De verrespreker
Inleiding
Meer dan een eeuw telefoontoestellen. Dit Venster beschrijft de ontwikkeling van het telefoontoestel, van de uitvinding van de microfoon tot de IP telefoon die via internet werkt.
Spreken over een afstand kan op vele manieren, maar het basisprincipe is dat de beweging van de lucht die door de spreker in trilling wordt gebracht direct of via een ander medium getransporteerd wordt naar de luisteraar. Van “direct” is bijvoorbeeld sprake wanneer spreker en luisteraar dicht genoeg bij elkaar staan om elkaar te verstaan of als de spraak geleid wordt door bijvoorbeeld een slang, zoals vroeger op schepen werd toegepast. Bij deze “slangtelefoon” werd er een slang aangebracht tussen brug en machinekamer en werd er via een trechter in de slang gesproken. Om de andere kant op te roepen was er een fluit in de trechter geplaatst.
Als de spraak via een ander medium wordt getransporteerd zijn er bij de spreker en luisteraar omzetters nodig. Iedereen kent wel de telefoon waarbij twee blikjes met een strakgespannen touwtje zijn verbonden. Door de bodem van het ene blikje wordt de spraak omgezet in mechanische trillingen van het touw. Door de bodem van het andere blikje wordt de trilling van het touw weer omgezet in spraak.
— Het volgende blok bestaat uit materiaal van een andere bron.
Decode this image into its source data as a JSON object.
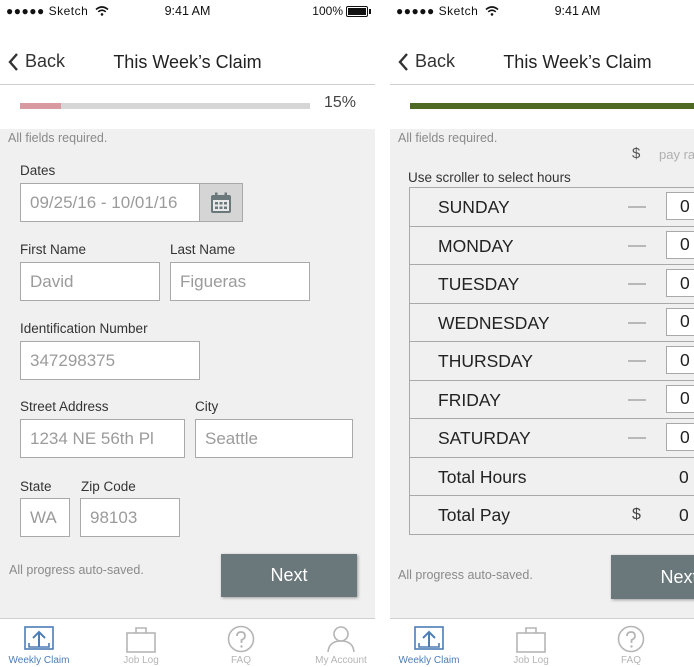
{
  "status": {
    "carrier": "●●●●● Sketch",
    "time": "9:41 AM",
    "battery": "100%"
  },
  "screen1": {
    "nav": {
      "back": "Back",
      "title": "This Week’s Claim"
    },
    "progress": {
      "value": 0.14,
      "label": "15%"
    },
    "required_note": "All fields required.",
    "dates": {
      "label": "Dates",
      "value": "09/25/16 - 10/01/16"
    },
    "first_name": {
      "label": "First Name",
      "value": "David"
    },
    "last_name": {
      "label": "Last Name",
      "value": "Figueras"
    },
    "id_number": {
      "label": "Identification Number",
      "value": "347298375"
    },
    "street": {
      "label": "Street Address",
      "value": "1234 NE 56th Pl"
    },
    "city": {
      "label": "City",
      "value": "Seattle"
    },
    "state": {
      "label": "State",
      "value": "WA"
    },
    "zip": {
      "label": "Zip Code",
      "value": "98103"
    },
    "autosave": "All progress auto-saved.",
    "next": "Next"
  },
  "screen2": {
    "nav": {
      "back": "Back",
      "title": "This Week’s Claim"
    },
    "progress": {
      "value": 0.81
    },
    "required_note": "All fields required.",
    "rate": {
      "currency": "$",
      "placeholder": "pay rate"
    },
    "scroller_hint": "Use scroller to select hours",
    "days": [
      {
        "name": "SUNDAY",
        "hours": "0"
      },
      {
        "name": "MONDAY",
        "hours": "0"
      },
      {
        "name": "TUESDAY",
        "hours": "0"
      },
      {
        "name": "WEDNESDAY",
        "hours": "0"
      },
      {
        "name": "THURSDAY",
        "hours": "0"
      },
      {
        "name": "FRIDAY",
        "hours": "0"
      },
      {
        "name": "SATURDAY",
        "hours": "0"
      }
    ],
    "total_hours": {
      "label": "Total Hours",
      "value": "0"
    },
    "total_pay": {
      "label": "Total Pay",
      "currency": "$",
      "value": "0"
    },
    "autosave": "All progress auto-saved.",
    "next": "Next"
  },
  "tabs": [
    {
      "label": "Weekly Claim",
      "icon": "upload-tray-icon",
      "active": true
    },
    {
      "label": "Job Log",
      "icon": "briefcase-icon",
      "active": false
    },
    {
      "label": "FAQ",
      "icon": "question-circle-icon",
      "active": false
    },
    {
      "label": "My Account",
      "icon": "person-icon",
      "active": false
    }
  ],
  "colors": {
    "accent": "#4d7db5",
    "progress_1": "#d89aa0",
    "progress_2": "#4e6a25",
    "button": "#6a787c"
  }
}
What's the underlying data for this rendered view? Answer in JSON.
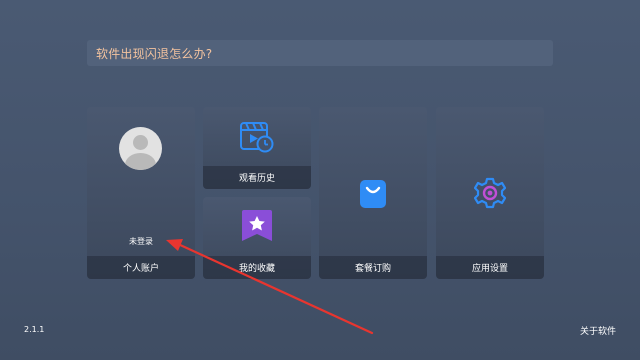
{
  "faq": {
    "text": "软件出现闪退怎么办?"
  },
  "account_card": {
    "status": "未登录",
    "label": "个人账户"
  },
  "history_card": {
    "label": "观看历史",
    "icon": "film-clock-icon"
  },
  "favorites_card": {
    "label": "我的收藏",
    "icon": "bookmark-star-icon"
  },
  "plans_card": {
    "label": "套餐订购",
    "icon": "shopping-bag-icon"
  },
  "settings_card": {
    "label": "应用设置",
    "icon": "gear-icon"
  },
  "footer": {
    "version": "2.1.1",
    "about": "关于软件"
  },
  "colors": {
    "background": "#475670",
    "faq_text": "#f3c39f",
    "accent_blue": "#2f8cf5",
    "accent_purple": "#8a4ed8",
    "annotation_red": "#e8352f"
  }
}
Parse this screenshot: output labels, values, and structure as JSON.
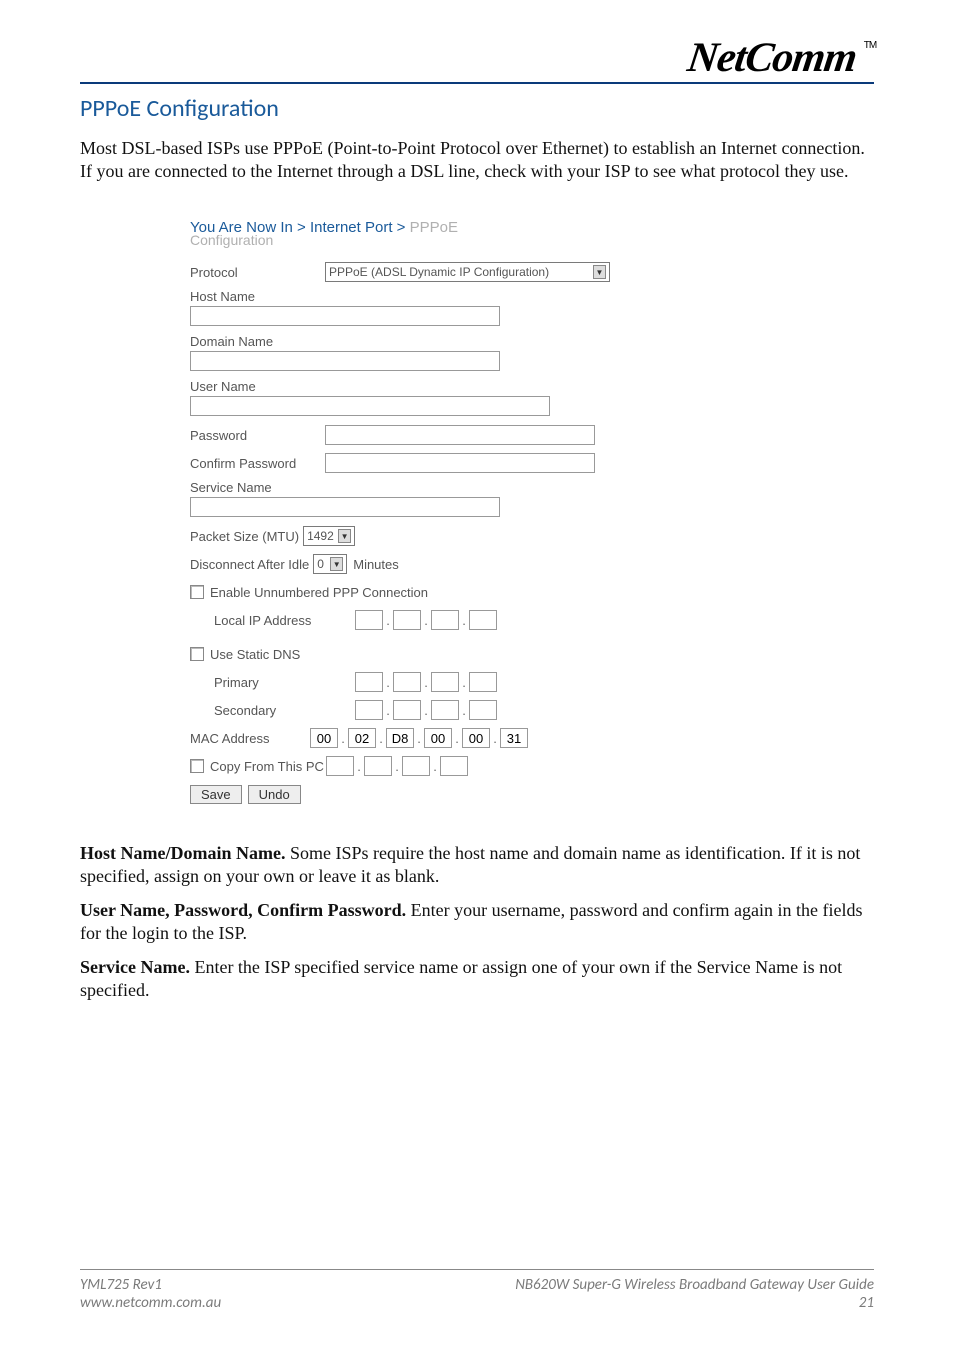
{
  "header": {
    "logo_text": "NetComm",
    "tm": "TM"
  },
  "title": "PPPoE Configuration",
  "intro": "Most DSL-based ISPs use PPPoE (Point-to-Point Protocol over Ethernet) to establish an Internet connection. If you are connected to the Internet through a DSL line, check with your ISP to see what protocol they use.",
  "breadcrumb": {
    "prefix": "You Are Now In > Internet Port > ",
    "last": "PPPoE",
    "sub": "Configuration"
  },
  "form": {
    "protocol_label": "Protocol",
    "protocol_value": "PPPoE (ADSL Dynamic IP Configuration)",
    "host_name_label": "Host Name",
    "domain_name_label": "Domain Name",
    "user_name_label": "User Name",
    "password_label": "Password",
    "confirm_password_label": "Confirm Password",
    "service_name_label": "Service Name",
    "mtu_label": "Packet Size (MTU)",
    "mtu_value": "1492",
    "disconnect_label": "Disconnect After Idle",
    "disconnect_value": "0",
    "disconnect_suffix": "Minutes",
    "enable_unnumbered_label": "Enable Unnumbered PPP Connection",
    "local_ip_label": "Local IP Address",
    "use_static_dns_label": "Use Static DNS",
    "primary_label": "Primary",
    "secondary_label": "Secondary",
    "mac_label": "MAC Address",
    "mac": [
      "00",
      "02",
      "D8",
      "00",
      "00",
      "31"
    ],
    "copy_pc_label": "Copy From This PC",
    "save_label": "Save",
    "undo_label": "Undo"
  },
  "para_host_strong": "Host Name/Domain Name.",
  "para_host": " Some ISPs require the host name and domain name as identification.  If it is not specified, assign on your own or leave it as blank.",
  "para_user_strong": "User Name, Password, Confirm Password.",
  "para_user": " Enter your username, password and confirm again in the fields for the login to the ISP.",
  "para_service_strong": "Service Name.",
  "para_service": " Enter the ISP specified service name or assign one of your own if the Service Name is not specified.",
  "footer": {
    "left1": "YML725 Rev1",
    "left2": "www.netcomm.com.au",
    "right1": "NB620W Super-G Wireless Broadband  Gateway User Guide",
    "right2": "21"
  }
}
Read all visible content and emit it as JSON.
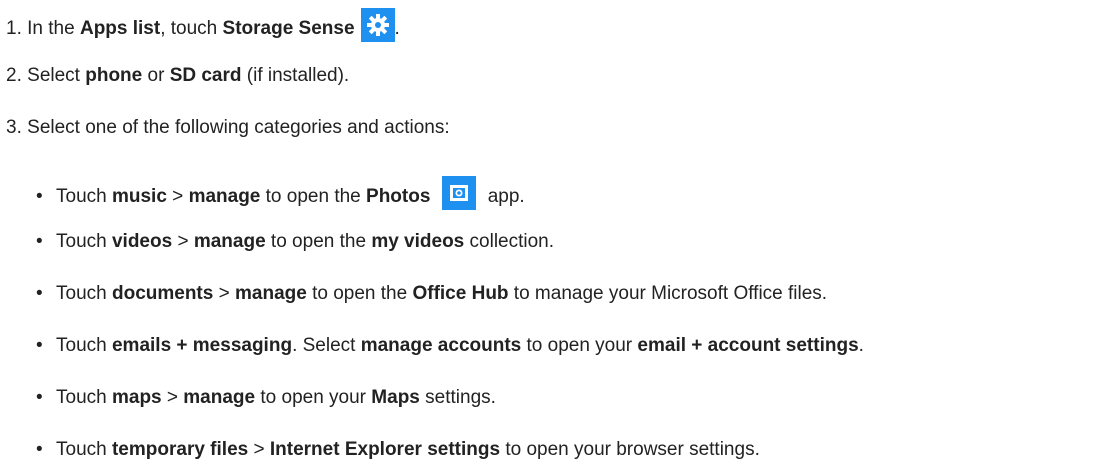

De moderne telefoon is gebaseerd op de uitvinding van de microfoon en de luidspreker. De microfoon zet spraak om in een elektrische stroom, de luidspreker een elektrische stroom in spraak. In de beginjaren waren, net als het bij de blikjes, de microfoon en luidspreker aan elkaar gelijk. De stroompjes die door de microfoon opgewekt werden waren echter erg klein waardoor de afstand die men kon overbruggen relatief gering was. In die tijd had men namelijk nog geen versterkers. Men had al snel door dat het wenselijk was om met name de microfoon zo aan te passen dat die de spraak in een zo groot mogelijke stroomvariatie omzette. Daardoor werden de microfoon en de luidspreker afzonderlijke onderdelen van het telefoontoestel.
Het begin van het telefoontoestel
De door Alexander Graham Bell in 1875 uitgevonden telefoon was eigenlijk een uitbreiding op het al bestaande telegraaftoestel. Alhoewel het patent aan Graham Bell was toegekend had ook de Italiaan Meucci al een werkende telefoon gemaakt maar hij kon het patent niet betalen. Meucci beweerde dat Bell het idee van hem gestolen had en heeft altijd geprocedeerd tegen Bell. In 2002 is Meucci door het Amerikaanse congres alsnog tot uitvinder van de telefoon verklaard.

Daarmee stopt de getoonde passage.